So I have $4.22 in my bank account, just wrote a check for a tooth brush from quikmart, and bought a 25 cent condom from the bathroom. i don't know whats more sad, my bank account or the fact that i'm entrusting my entire future to a condom machine that was probably last filled in 1970
First shot of my 21st. 11 a.m. in econ class. Success.
best googles of the semester: toe fucking, purpose of two nostrils, human tail. with pictures
I'm at the gas station where we got beef jerky and condoms. The fact that those two are in the same sentence makes me love you more.
In the middle of pouring my wine you asked me if I could hear your vibrator from my room.
he asked my vagina if she was excited to meet Leonard. LEONARD. His fuckin penis is named Leonard.
I think I slept in the cheesecake last night. Either that or I had a wet dream. Whatever happened I need to wash my pants.
I'm surprised, it's been so long you must be starving
At a certain point, the zombie-like hunger goes away. Then the sadness sets in. Then you start lying to yourself that you're taking some "me time." Then you remember you dodged chlamydia and Buddha knows what else. Then you're at peace with it.

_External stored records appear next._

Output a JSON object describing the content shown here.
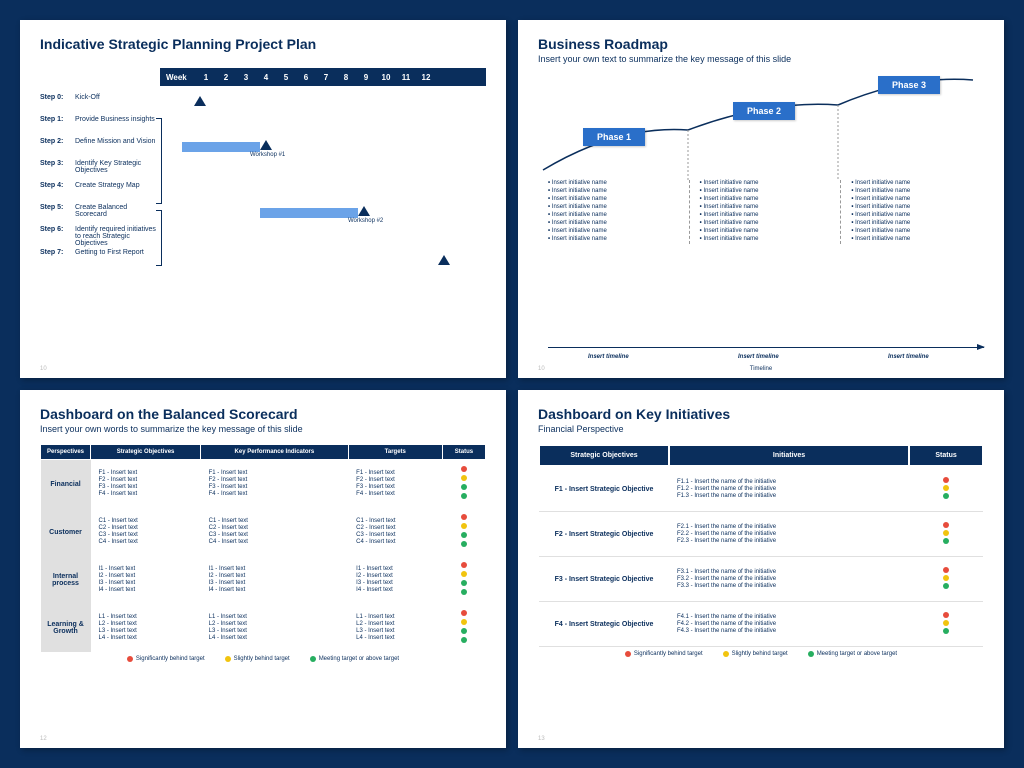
{
  "colors": {
    "bg": "#0a2e5c",
    "slide": "#ffffff",
    "phase_box": "#2a6fc9",
    "bar": "#6ba3e8",
    "grey": "#e0e0e0",
    "red": "#e74c3c",
    "yellow": "#f1c40f",
    "green": "#27ae60"
  },
  "slide1": {
    "title": "Indicative Strategic Planning Project Plan",
    "week_label": "Week",
    "weeks": [
      "1",
      "2",
      "3",
      "4",
      "5",
      "6",
      "7",
      "8",
      "9",
      "10",
      "11",
      "12"
    ],
    "steps": [
      {
        "lbl": "Step 0:",
        "txt": "Kick-Off"
      },
      {
        "lbl": "Step 1:",
        "txt": "Provide Business insights"
      },
      {
        "lbl": "Step 2:",
        "txt": "Define Mission and Vision"
      },
      {
        "lbl": "Step 3:",
        "txt": "Identify Key Strategic Objectives"
      },
      {
        "lbl": "Step 4:",
        "txt": "Create Strategy Map"
      },
      {
        "lbl": "Step 5:",
        "txt": "Create Balanced Scorecard"
      },
      {
        "lbl": "Step 6:",
        "txt": "Identify required initiatives to reach Strategic Objectives"
      },
      {
        "lbl": "Step 7:",
        "txt": "Getting to First Report"
      }
    ],
    "workshop1": "Workshop #1",
    "workshop2": "Workshop #2",
    "pagenum": "10"
  },
  "slide2": {
    "title": "Business Roadmap",
    "subtitle": "Insert your own text to summarize the key message of this slide",
    "phases": [
      "Phase 1",
      "Phase 2",
      "Phase 3"
    ],
    "bullet": "Insert initiative name",
    "bullet_count": 8,
    "timeline_label": "Insert timeline",
    "timeline_caption": "Timeline",
    "pagenum": "10"
  },
  "slide3": {
    "title": "Dashboard on the Balanced Scorecard",
    "subtitle": "Insert your own words to summarize the key message of this slide",
    "headers": [
      "Perspectives",
      "Strategic Objectives",
      "Key Performance Indicators",
      "Targets",
      "Status"
    ],
    "rows": [
      {
        "persp": "Financial",
        "prefix": "F",
        "statuses": [
          "r",
          "y",
          "g",
          "g"
        ]
      },
      {
        "persp": "Customer",
        "prefix": "C",
        "statuses": [
          "r",
          "y",
          "g",
          "g"
        ]
      },
      {
        "persp": "Internal process",
        "prefix": "I",
        "statuses": [
          "r",
          "y",
          "g",
          "g"
        ]
      },
      {
        "persp": "Learning & Growth",
        "prefix": "L",
        "statuses": [
          "r",
          "y",
          "g",
          "g"
        ]
      }
    ],
    "cell_suffix": " - Insert text",
    "legend": [
      "Significantly behind target",
      "Slightly behind target",
      "Meeting target or above target"
    ],
    "pagenum": "12"
  },
  "slide4": {
    "title": "Dashboard on Key Initiatives",
    "subtitle": "Financial Perspective",
    "headers": [
      "Strategic Objectives",
      "Initiatives",
      "Status"
    ],
    "rows": [
      {
        "obj": "F1 - Insert Strategic Objective",
        "inits": [
          "F1.1 - Insert the name of the initiative",
          "F1.2 - Insert the name of the initiative",
          "F1.3 - Insert the name of the initiative"
        ],
        "statuses": [
          "r",
          "y",
          "g"
        ]
      },
      {
        "obj": "F2 - Insert Strategic Objective",
        "inits": [
          "F2.1 - Insert the name of the initiative",
          "F2.2 - Insert the name of the initiative",
          "F2.3 - Insert the name of the initiative"
        ],
        "statuses": [
          "r",
          "y",
          "g"
        ]
      },
      {
        "obj": "F3 - Insert Strategic Objective",
        "inits": [
          "F3.1 - Insert the name of the initiative",
          "F3.2 - Insert the name of the initiative",
          "F3.3 - Insert the name of the initiative"
        ],
        "statuses": [
          "r",
          "y",
          "g"
        ]
      },
      {
        "obj": "F4 - Insert Strategic Objective",
        "inits": [
          "F4.1 - Insert the name of the initiative",
          "F4.2 - Insert the name of the initiative",
          "F4.3 - Insert the name of the initiative"
        ],
        "statuses": [
          "r",
          "y",
          "g"
        ]
      }
    ],
    "legend": [
      "Significantly behind target",
      "Slightly behind target",
      "Meeting target or above target"
    ],
    "pagenum": "13"
  }
}
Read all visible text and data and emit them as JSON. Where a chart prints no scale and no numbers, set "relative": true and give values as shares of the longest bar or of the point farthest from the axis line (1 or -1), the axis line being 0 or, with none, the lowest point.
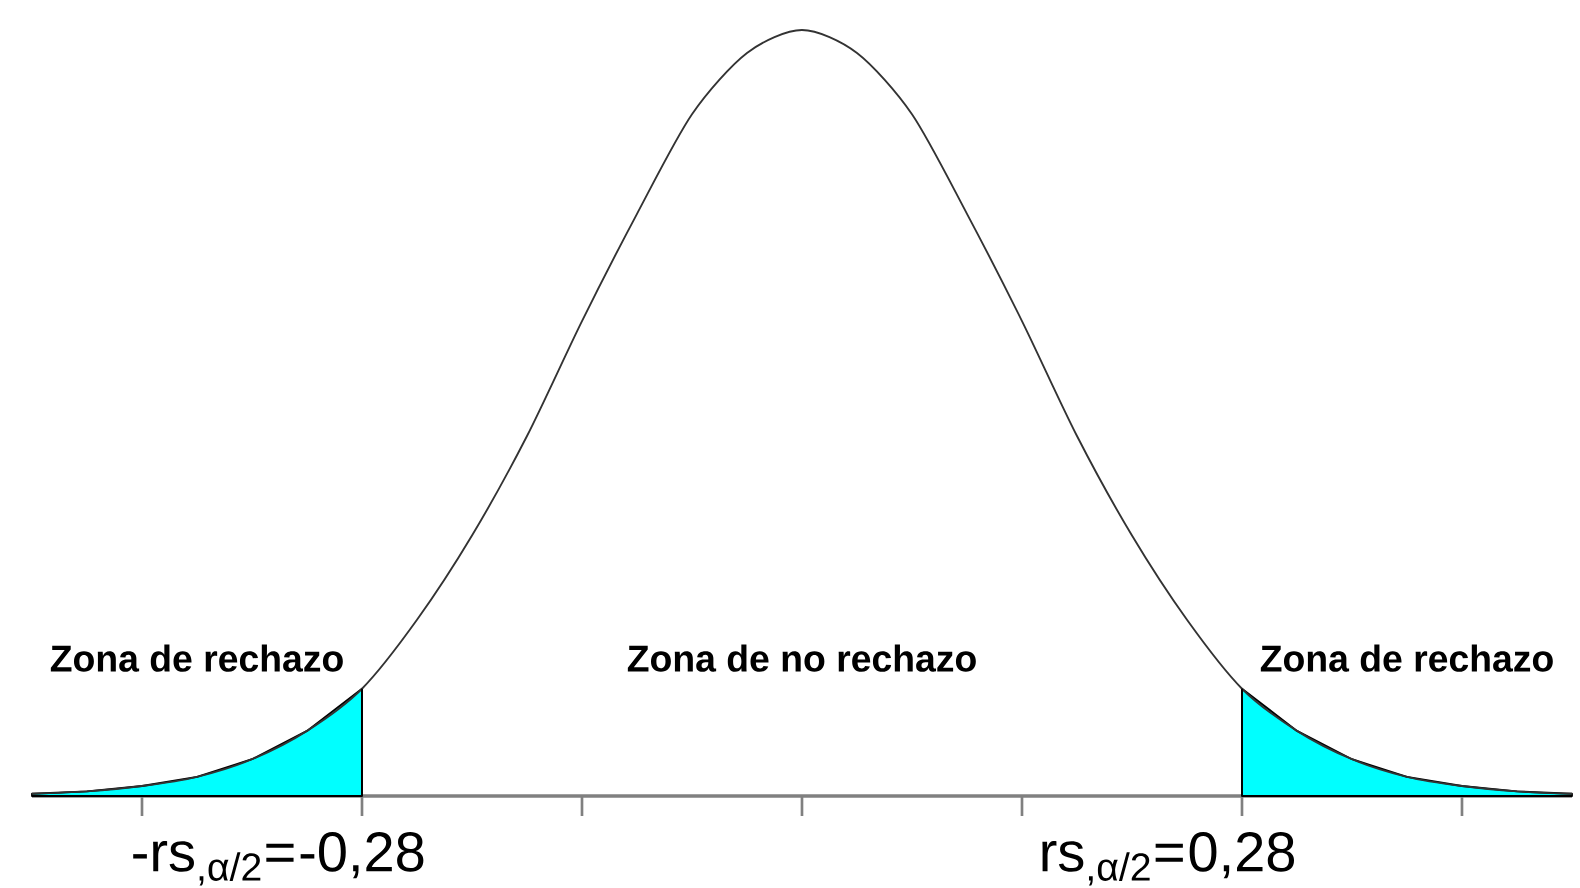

It took 6 cruisers to bust the party last night. Cop asked if the theme was a beach party. I said I would fucking hope so with 8 tons of sand in the garage
Just make it a game! Like 20 questions STD style.
Video footage says last night I reincarnated as stripper Shania Twain... Man, I feel like a (slutty) woman.
I just found out my younger brother has me saved in his contacts as "Womb Primer" and I don't know what to do with this information
Can't be like "hey can you elaborate on this three year old tweet" can I?
Why is there a business card for people who need bail bonds in my wallet...
i let a mormon finger me. i don't ever want to be that drunk again.